Of course, there are some crucial distinctions to be made. The Enlightenment’s view of nature was not as overtly spiritual as Gore’s, although many Enlightenment thinkers did view the decoding of nature’s secrets as analogous to divine revelation. Moreover, while Gore promotes a doctrine of emergent deity, his religion seems to eschew progress in favor of an anti-industrial, agrarian feudalism. Thus, modern day Enlightenment proponents like the Randian Objectivists clash violently with Gore’s environmentalism. These distinctions aside, there are some ideational commonalities that share an overall aversion for Christianity.

Gore's vision is purely global in scope, as is evidenced by his proposed "Global Marshall Plan." This hypothetical policy would stipulate the formation of a "trust fund" to generate revenue for environmentally sound products (349-50).
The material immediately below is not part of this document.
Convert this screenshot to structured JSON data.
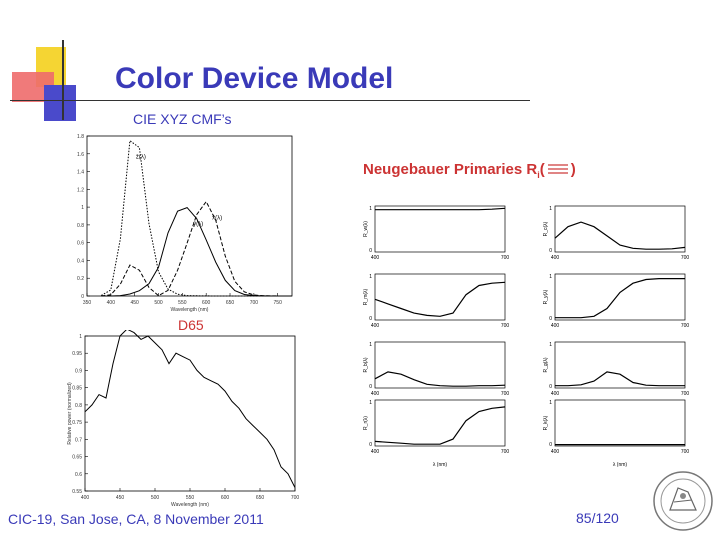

The money for this fund would be confiscated from offenders of "mother earth," namely those segments of industry that are guilty of increasing carbon dioxide emissions (34-50). Further delineating his framework for an eco-theocratic state, Gore proposes a form of universal education that will "monitor the entire earth" (357). Gore’s hypothetical state would also mandate "an annual tree census" (357).
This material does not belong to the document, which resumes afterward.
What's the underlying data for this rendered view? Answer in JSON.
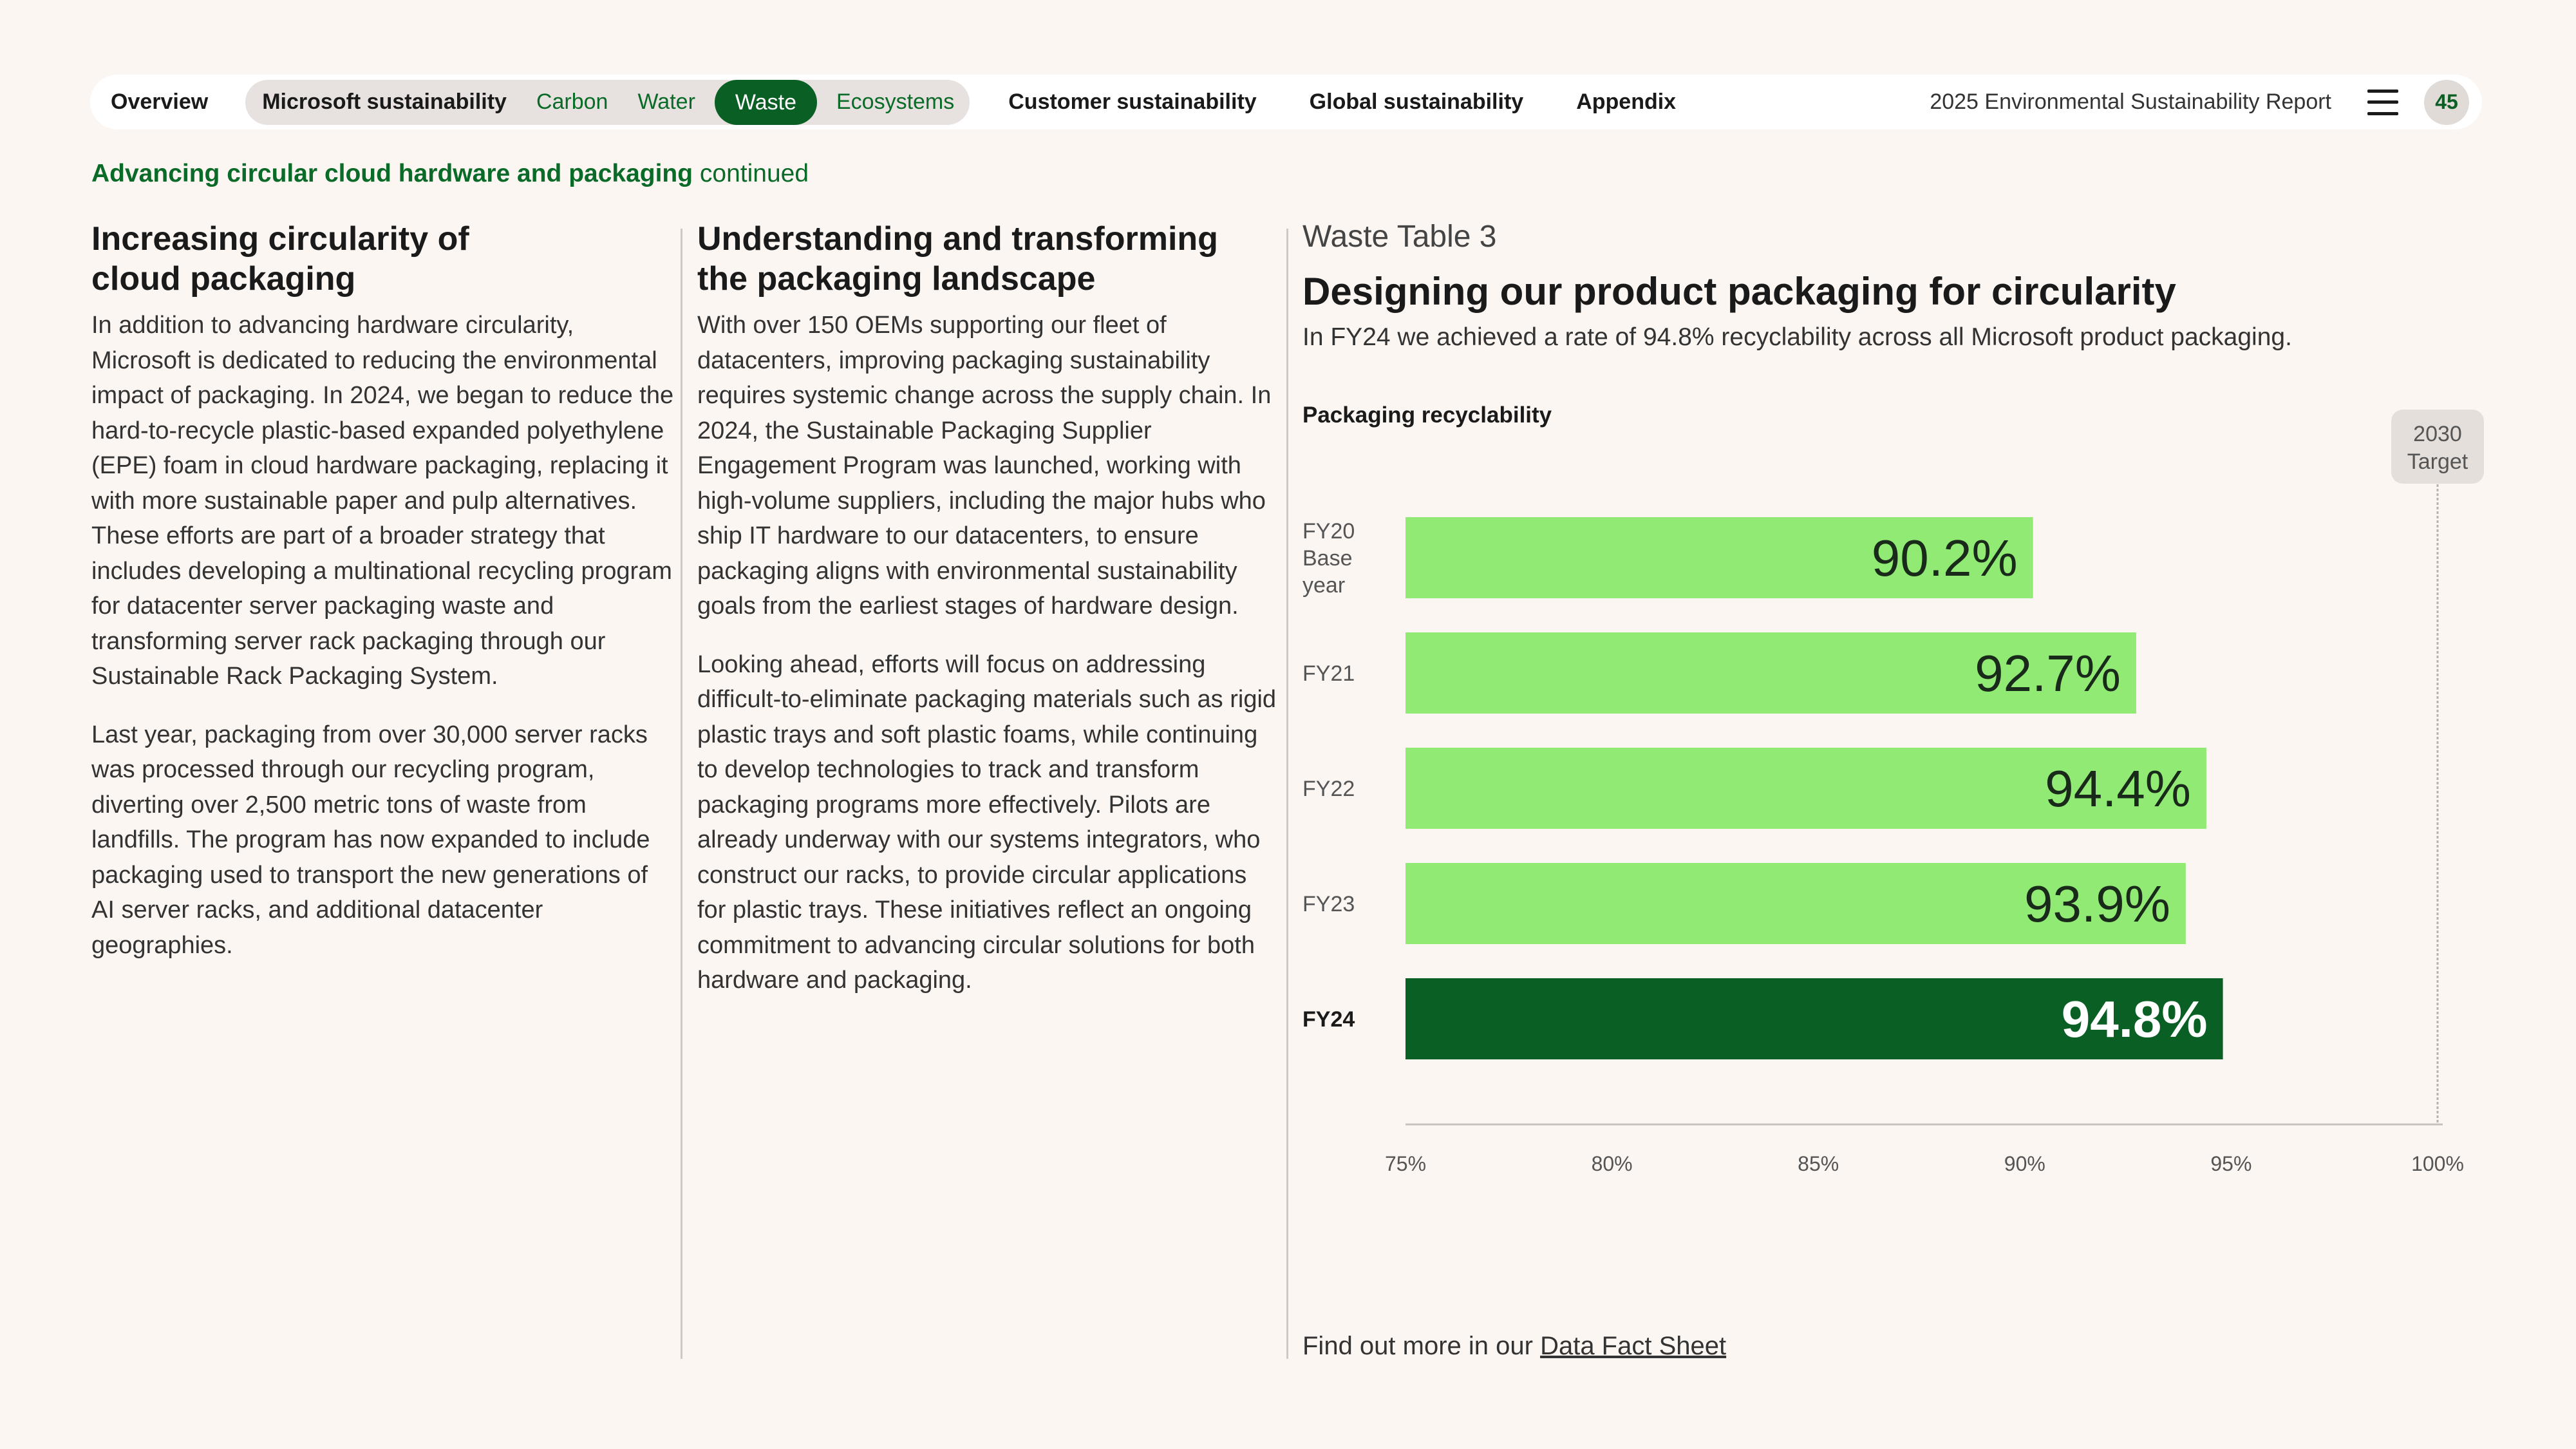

Given the supranational character of Gore's proposed social and political machinations, the claims of Vaclav Klaus certainly gain more credibility. In his address to the CATO Institute, Klaus specifically identified the world’s gradual migration towards global governance as a threat to liberty everywhere (Mooney, no pagination). Klaus contended that environmentalism was providing the ersatz religion for a gradually developing superstate (no pagination). If he is correct, then Gore qualifies as the high priest of the emergent world theocracy. Gore’s film, An Inconvenient Truth, enjoyed an international audience and won an academy award at the Oscars. Evidently, the evangel of the new ecclesiastical authority is spreading. Heretics, beware.

Sources Cited

Goeringer, Conrad. "The Enlightenment, Freemasonry, and the Illuminati." American Atheists 2006

Gore, Albert. Earth in the Balance: Ecology and the Human Spirit. Houghton Mifflin, NY: 1992.

Mooney, Kevin. "Environmentalism Religion Rather Than Science, Says Czech Leader." CNSNews.com 12 March 2007

Wagar, W. Warren. H.G. Wells and the World State. New Haven, CT.: Yale UP, 1961.